Sur la dernière page du carnet apparaît le portrait d'un autre garçon. Ce visage lui rappelle vaguement quelqu’un. Il reconnaît alors le grand type à la crête qui ne passe pas inaperçu au bahut. Entre Sacha et ce gars, aucune ressemblance, aucun point commun. Mon frère n'a pour ainsi dire aucun type de mec s'amuse t-il à penser. Il aimerait qu'ils puissent dans l'avenir parler ensemble de leurs conquêtes respectives et il espère que Théo lui fera confiance. Sam s'en fout qu'il aime les mecs, ça ne le dérange pas. Il est juste déçu que son jumeau croit l'inverse et qu'il n'ait pas eu le courage de lui dire, obstiné à attendre qu'il le comprenne par lui même.
*
Les prisonniers sont dispersés dans des cellules différentes. Théo est jeté au sol comme un malpropre dans la sienne.
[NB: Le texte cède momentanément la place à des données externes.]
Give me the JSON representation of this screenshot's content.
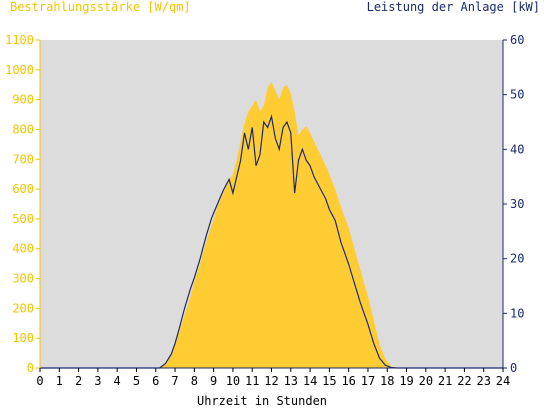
{
  "chart_data": {
    "type": "area",
    "title_left": "Bestrahlungsstärke [W/qm]",
    "title_right": "Leistung der Anlage [kW]",
    "xlabel": "Uhrzeit in Stunden",
    "x_ticks": [
      "0",
      "1",
      "2",
      "3",
      "4",
      "5",
      "6",
      "7",
      "8",
      "9",
      "10",
      "11",
      "12",
      "13",
      "14",
      "15",
      "16",
      "17",
      "18",
      "19",
      "20",
      "21",
      "22",
      "23",
      "24"
    ],
    "xlim": [
      0,
      24
    ],
    "y_left_ticks": [
      "0",
      "100",
      "200",
      "300",
      "400",
      "500",
      "600",
      "700",
      "800",
      "900",
      "1000",
      "1100"
    ],
    "ylim_left": [
      0,
      1100
    ],
    "y_right_ticks": [
      "0",
      "10",
      "20",
      "30",
      "40",
      "50",
      "60"
    ],
    "ylim_right": [
      0,
      60
    ],
    "grid": false,
    "colors": {
      "irradiance": "#ffcc33",
      "power": "#1a2a6c",
      "plot_bg": "#dcdcdc",
      "left_axis": "#f5c400",
      "right_axis": "#1a2a6c"
    },
    "series": [
      {
        "axis": "left",
        "style": "area",
        "x": [
          0,
          6.2,
          6.5,
          6.8,
          7.0,
          7.2,
          7.5,
          7.8,
          8.0,
          8.3,
          8.6,
          8.9,
          9.2,
          9.5,
          9.8,
          10.0,
          10.2,
          10.4,
          10.6,
          10.8,
          11.0,
          11.2,
          11.4,
          11.6,
          11.8,
          12.0,
          12.2,
          12.4,
          12.6,
          12.8,
          13.0,
          13.2,
          13.4,
          13.6,
          13.8,
          14.0,
          14.2,
          14.5,
          14.8,
          15.0,
          15.3,
          15.6,
          16.0,
          16.3,
          16.6,
          17.0,
          17.3,
          17.6,
          17.9,
          18.2,
          18.5,
          24
        ],
        "values": [
          0,
          0,
          15,
          40,
          80,
          120,
          180,
          240,
          290,
          350,
          420,
          480,
          540,
          590,
          630,
          650,
          700,
          760,
          820,
          860,
          880,
          900,
          860,
          880,
          940,
          960,
          930,
          900,
          940,
          950,
          920,
          860,
          780,
          800,
          810,
          790,
          760,
          720,
          680,
          650,
          600,
          540,
          470,
          400,
          330,
          240,
          160,
          80,
          30,
          5,
          0,
          0
        ]
      },
      {
        "axis": "right",
        "style": "line",
        "x": [
          0,
          6.2,
          6.5,
          6.8,
          7.0,
          7.2,
          7.5,
          7.8,
          8.0,
          8.3,
          8.6,
          8.9,
          9.2,
          9.5,
          9.8,
          10.0,
          10.2,
          10.4,
          10.6,
          10.8,
          11.0,
          11.2,
          11.4,
          11.6,
          11.8,
          12.0,
          12.2,
          12.4,
          12.6,
          12.8,
          13.0,
          13.2,
          13.4,
          13.6,
          13.8,
          14.0,
          14.2,
          14.5,
          14.8,
          15.0,
          15.3,
          15.6,
          16.0,
          16.3,
          16.6,
          17.0,
          17.3,
          17.6,
          17.9,
          18.2,
          18.5,
          24
        ],
        "values": [
          0,
          0,
          0.8,
          2.5,
          4.5,
          7,
          11,
          14.5,
          16.5,
          20,
          24,
          27.5,
          30,
          32.5,
          34.5,
          32,
          35,
          38,
          43,
          40,
          44,
          37,
          39,
          45,
          44,
          46,
          42,
          40,
          44,
          45,
          43,
          32,
          38,
          40,
          38,
          37,
          35,
          33,
          31,
          29,
          27,
          23,
          19,
          15.5,
          12,
          8,
          4.5,
          1.8,
          0.5,
          0.1,
          0,
          0
        ]
      }
    ]
  }
}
— Vous ne pouvez pas faire attention !! Espèce de connards !!!
Théo trop occupé à balancer des insultes qui disparaissent dans le vide sans même un écho, ne remarque pas ses compagnons de cellule qui le toisent d'un regard menaçant. Sa présence ne semble pas ravir ces cinq grands gaillards prêts à se jeter sur lui. Théo se plaque au mur, il cherche à s'y enfoncer en espérant passer à travers et s'enfuir. Face à cette impossibilité, il tente d'articuler quelques mots pour briser le silence :
— Heu bonjour, je m'appelle Théo, enchanté.
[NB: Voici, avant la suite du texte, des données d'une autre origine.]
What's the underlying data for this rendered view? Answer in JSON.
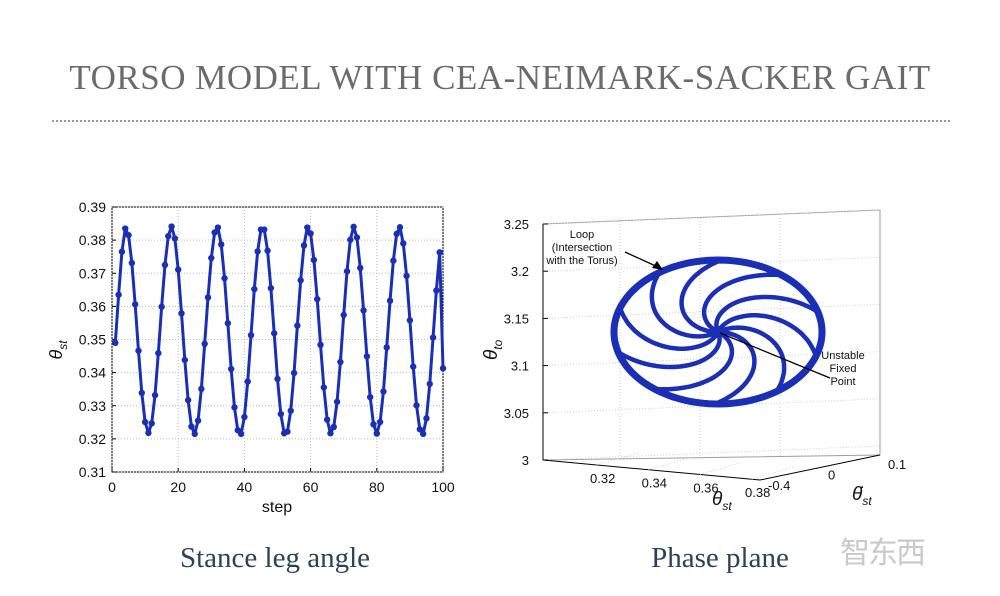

Théo se retient de ne pas se pisser dessus, il n'en mène pas large. Un homme de couleur noire, de forte corpulence et mesurant, Théo en est sur, plus de deux mètres, lui dit d'une voix caverneuse :
— Qu'est-ce que tu fous là toi ? Tu ne bosses plus pour les autres ?
— Je crois que vous vous m' éprenez monsieur, vous ne pouvez pas me connaître.
Théo doit se concentrer sur sa vessie, un peu plus il ouvre le barrage et c'est le déluge.
— Regardez le, il fait le mariole l'enfoiré ! Mais nous, on ne t'as pas oublié, on sait ce que tu nous a fait !
— Tu as du sacrément merder pour te retrouver là ? Ils t'ont jeter dans la fosse aux lions petite merde !! lui rétorque un des gaillard aux dents ravagés pour le peu qui lui reste.
Théo sert les cuisses. Des fourmis lui remontent les jambes. Il n'en a plus pour très longtemps avant de perdre sa dignité.
— Vous vous trompez, je ne suis pas celui que vous croyez,. Je viens d'arriver ici, je viens d'un autre monde.
— Ah ah quel comique !! Et en plus tu te fous de notre gueule !! Pauvre mec, tu n'as même pas les couilles d'assumer qui tu es !
— Mais puisque je vous dis que vous faites erreur !!!
La colère reprend le dessus sur sa peur et son envie de pisser se dissipe peu à peu. Théo ne veut pas se laisser faire. Ils se trompent à son sujet, chose qui le fait sortir de ses gonds. Il trouve déjà injuste de se retrouver enfermé par erreur alors être pris pour quelqu'un d'autre l'oblige à revendiquer qui il est. Malgré leur yeux injectés de sang, leurs mâchoires serrées prêtes à mordre, leurs poings qui ressemblent à des boulets de canon, Théo ose une dernière fois de se justifier auprès d'eux. Mais il n'en a pas le temps… Clic clac. Le bruit du verrou qui se désenclenche. La porte s'ouvre. Les cinq gaillards font volt face. Théo reprend sa respiration. Un homme entre pour vérifier et compter le nombre de détenus. Son visage est dissimulé dans l'obscurité du couloir. L'homme a un temps d’arrêt quand il pose le regard sur Théo. Il s'approche du jeune homme, il sort ainsi de l'ombre et son visage apparaît à la lumière. Il porte la même combinaison que les hommes-grenouilles qui l'ont enlevés à la seule différence : une distinction accroché à la poitrine, une médaille en bronze. Cela doit correspondre à un grade dans la hiérarchie. Les cinq gaillards sont choqués. L'homme qui vient d'entrer à le même visage que Théo en plus vieux. Les deux hommes se font face, se dévisagent dans les moindres détails. Théo croit rêver, il pense tout de suite à son frère, il lui sourit. L'autre ne réagit pas, il est trop sérieux. Quelque chose cloche pense Théo. Les codétenus ne bronchent plus face à ce drôle de spectacle. Le silence règne. Le temps est comme suspendu.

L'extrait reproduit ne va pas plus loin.